We materialize the anomalies...

In [196]:
list(anomalies)#materialize

[(1268, 999999984.7188612, 999999999.8752137, 2.9145943229430418),
 (2224, 1000000014.833243, 999999999.9735227, 2.89941967972494),
 (3945, 1000000014.6750737, 1000000000.0183676, 2.8863392516372315),
 (4121, 999999980.7254833, 1000000000.0210831, 2.8968806490296592),
 (17646, 1000000014.6138165, 1000000000.0236162, 2.8892674409126755),
 (18256, 999999983.7184129, 1000000000.0207312, 2.88641351445875),
 (18264, 1000000014.957017, 1000000000.021213, 2.8882388462086324),
 (18725, 1000000014.8059732, 1000000000.0199852, 2.8891700144631915),
 (24038, 1000000014.6281406, 1000000000.0178963, 2.8948375628233056),
 (24303, 1000000016.449877, 1000000000.019978, 2.898233346402561),
 (26572, 1000000014.5998565, 1000000000.0240046, 2.899570131997866),
 (29480, 999999984.5476906, 1000000000.01035, 2.9016545830695843),
 (35852, 1000000015.586729, 1000000000.01269, 2.898443583098256),
 (39559, 1000000014.7310599, 1000000000.0056897, 2.9000578868760143),
 (52085, 999999984.6970662, 1000000000.0080813,

## To think of, but not hand in

What kinds of anomalies will this algorithm pick up?

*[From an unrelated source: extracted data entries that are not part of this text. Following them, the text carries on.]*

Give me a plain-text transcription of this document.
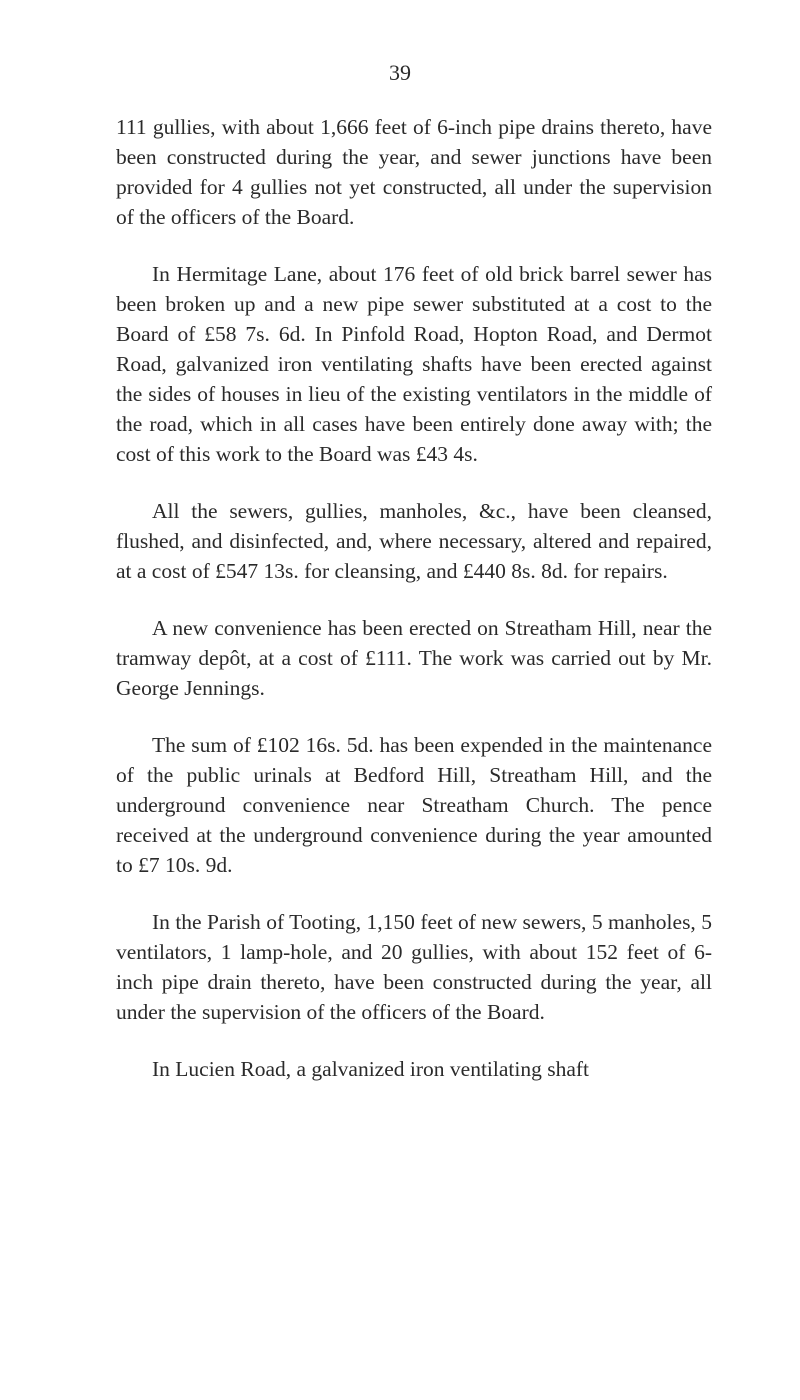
39

111 gullies, with about 1,666 feet of 6-inch pipe drains thereto, have been constructed during the year, and sewer junctions have been provided for 4 gullies not yet constructed, all under the supervision of the officers of the Board.

In Hermitage Lane, about 176 feet of old brick barrel sewer has been broken up and a new pipe sewer substituted at a cost to the Board of £58 7s. 6d. In Pinfold Road, Hopton Road, and Dermot Road, galvanized iron ventilating shafts have been erected against the sides of houses in lieu of the existing ventilators in the middle of the road, which in all cases have been entirely done away with; the cost of this work to the Board was £43 4s.

All the sewers, gullies, manholes, &c., have been cleansed, flushed, and disinfected, and, where necessary, altered and repaired, at a cost of £547 13s. for cleansing, and £440 8s. 8d. for repairs.

A new convenience has been erected on Streatham Hill, near the tramway depôt, at a cost of £111. The work was carried out by Mr. George Jennings.

The sum of £102 16s. 5d. has been expended in the maintenance of the public urinals at Bedford Hill, Streatham Hill, and the underground convenience near Streatham Church. The pence received at the underground convenience during the year amounted to £7 10s. 9d.

In the Parish of Tooting, 1,150 feet of new sewers, 5 manholes, 5 ventilators, 1 lamp-hole, and 20 gullies, with about 152 feet of 6-inch pipe drain thereto, have been constructed during the year, all under the supervision of the officers of the Board.

In Lucien Road, a galvanized iron ventilating shaft
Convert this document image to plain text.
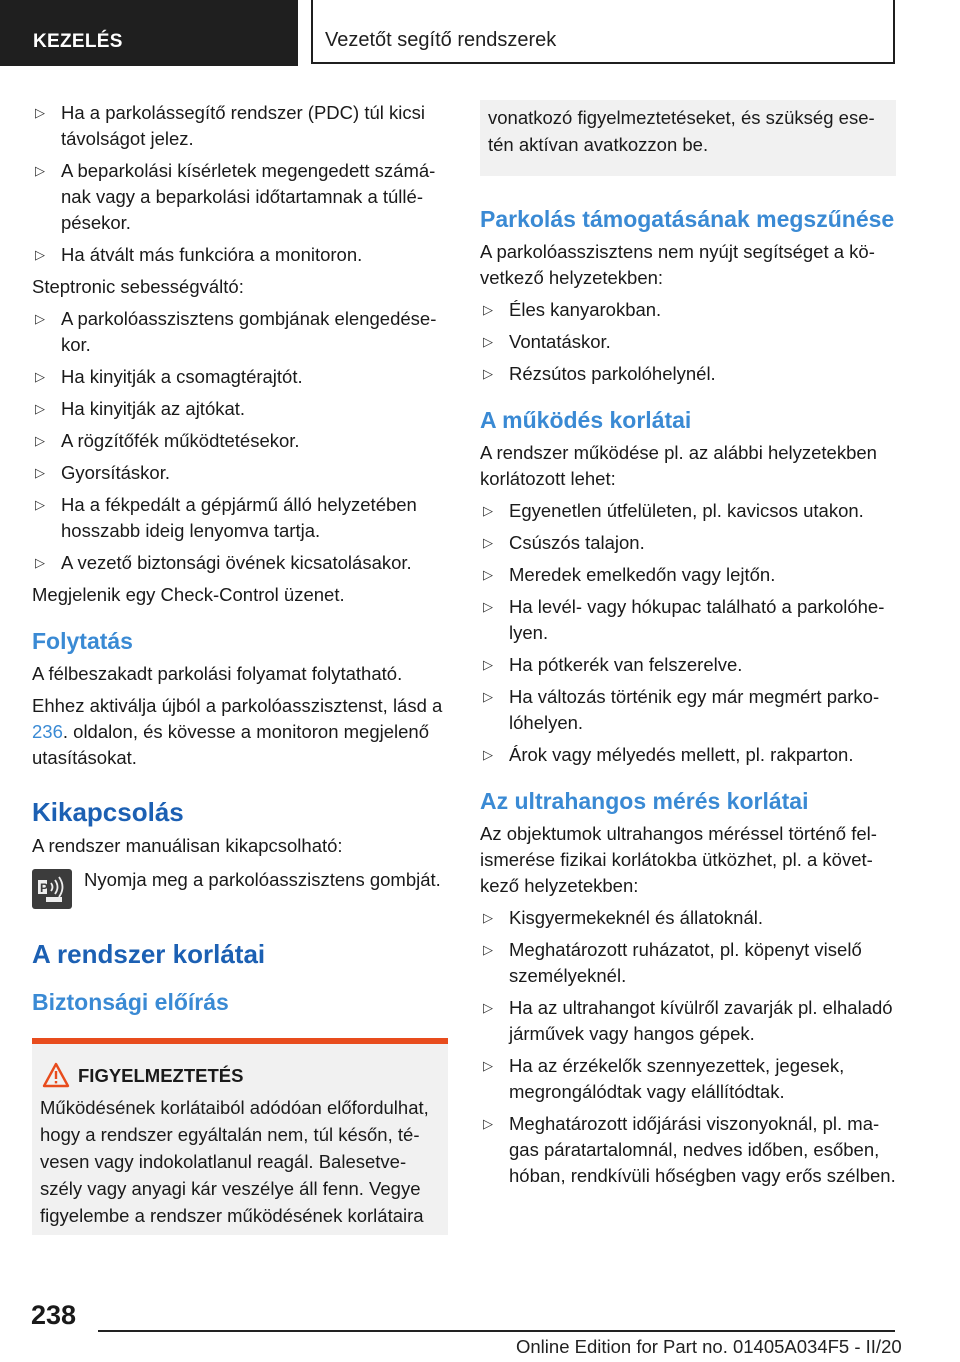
KEZELÉS	Vezetőt segítő rendszerek
▷ Ha a parkolássegítő rendszer (PDC) túl kicsi távolságot jelez.
▷ A beparkolási kísérletek megengedett számának vagy a beparkolási időtartamnak a túllépésekor.
▷ Ha átvált más funkcióra a monitoron.
Steptronic sebességváltó:
▷ A parkolóasszisztens gombjának elengedésekor.
▷ Ha kinyitják a csomagtérajtót.
▷ Ha kinyitják az ajtókat.
▷ A rögzítőfék működtetésekor.
▷ Gyorsításkor.
▷ Ha a fékpedált a gépjármű álló helyzetében hosszabb ideig lenyomva tartja.
▷ A vezető biztonsági övének kicsatolásakor.
Megjelenik egy Check-Control üzenet.
Folytatás
A félbeszakadt parkolási folyamat folytatható.
Ehhez aktiválja újból a parkolóasszisztenst, lásd a 236. oldalon, és kövesse a monitoron megjelenő utasításokat.
Kikapcsolás
A rendszer manuálisan kikapcsolható:
P Nyomja meg a parkolóasszisztens gombját.
A rendszer korlátai
Biztonsági előírás
FIGYELMEZTETÉS
Működésének korlátaiból adódóan előfordulhat, hogy a rendszer egyáltalán nem, túl későn, tévesen vagy indokolatlanul reagál. Balesetveszély vagy anyagi kár veszélye áll fenn. Vegye figyelembe a rendszer működésének korlátaira
vonatkozó figyelmeztetéseket, és szükség esetén aktívan avatkozzon be.
Parkolás támogatásának megszűnése
A parkolóasszisztens nem nyújt segítséget a következő helyzetekben:
▷ Éles kanyarokban.
▷ Vontatáskor.
▷ Rézsútos parkolóhelynél.
A működés korlátai
A rendszer működése pl. az alábbi helyzetekben korlátozott lehet:
▷ Egyenetlen útfelületen, pl. kavicsos utakon.
▷ Csúszós talajon.
▷ Meredek emelkedőn vagy lejtőn.
▷ Ha levél- vagy hókupac található a parkolóhelyen.
▷ Ha pótkerék van felszerelve.
▷ Ha változás történik egy már megmért parkolóhelyen.
▷ Árok vagy mélyedés mellett, pl. rakparton.
Az ultrahangos mérés korlátai
Az objektumok ultrahangos méréssel történő felismerése fizikai korlátokba ütközhet, pl. a következő helyzetekben:
▷ Kisgyermekeknél és állatoknál.
▷ Meghatározott ruházatot, pl. köpenyt viselő személyeknél.
▷ Ha az ultrahangot kívülről zavarják pl. elhaladó járművek vagy hangos gépek.
▷ Ha az érzékelők szennyezettek, jegesek, megrongálódtak vagy elállítódtak.
▷ Meghatározott időjárási viszonyoknál, pl. magas páratartalomnál, nedves időben, esőben, hóban, rendkívüli hőségben vagy erős szélben.
238
Online Edition for Part no. 01405A034F5 - II/20
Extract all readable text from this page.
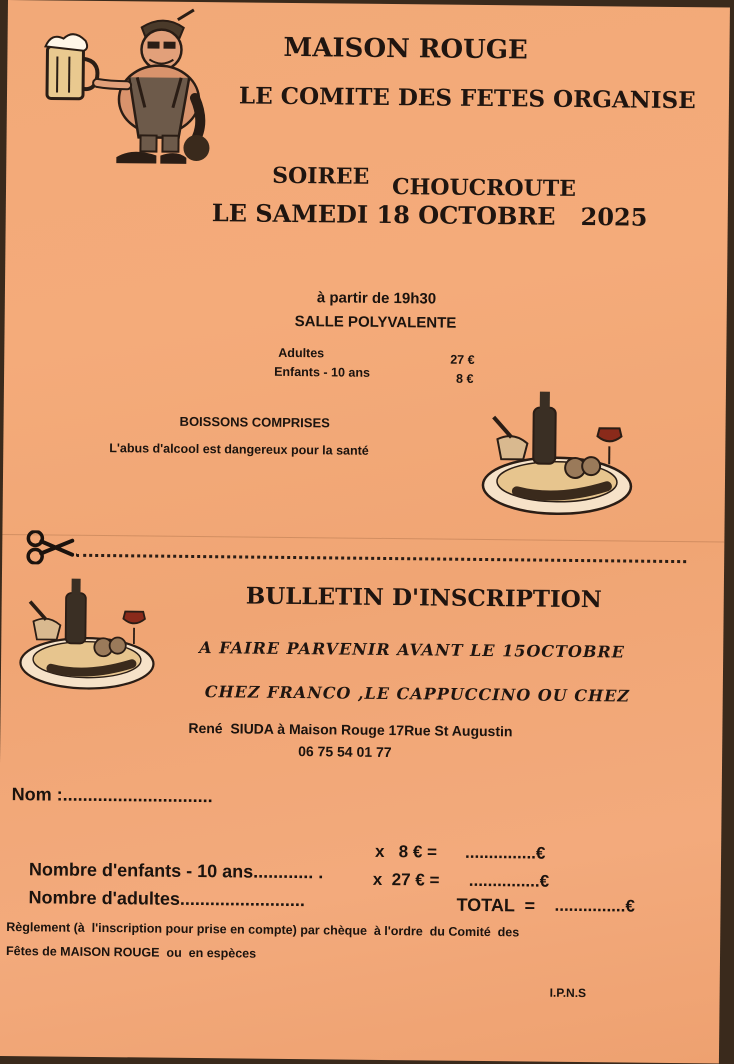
MAISON ROUGE
LE COMITE DES FETES ORGANISE
SOIREE CHOUCROUTE
LE SAMEDI 18 OCTOBRE   2025
à partir de 19h30
SALLE POLYVALENTE
Adultes	27 €
Enfants - 10 ans	8 €
BOISSONS COMPRISES
L'abus d'alcool est dangereux pour la santé
BULLETIN D'INSCRIPTION
A FAIRE PARVENIR AVANT LE 15OCTOBRE
CHEZ FRANCO ,LE CAPPUCCINO OU CHEZ
René  SIUDA à Maison Rouge 17Rue St Augustin
06 75 54 01 77
Nom :..............................

Nombre d'enfants - 10 ans............ .

x   8 € = ...............€

Nombre d'adultes.........................

x  27 € = ...............€
TOTAL  = ...............€
Règlement (à  l'inscription pour prise en compte) par chèque  à l'ordre  du Comité  des
Fêtes de MAISON ROUGE  ou  en espèces
I.P.N.S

What kinds would a shorter "window" of anomaly detection, like 100 points around the time in question pick? How might you create an algorithm which does window based averaging? (hint: the window size is small compared to the time series size). 

Finally think a bit of how you might implement all of this in a production environment..remember that data streaming in might get backed up when you handle an anomaly.

(Some inspiration might accrue if you look at the docs for `collections.deque`).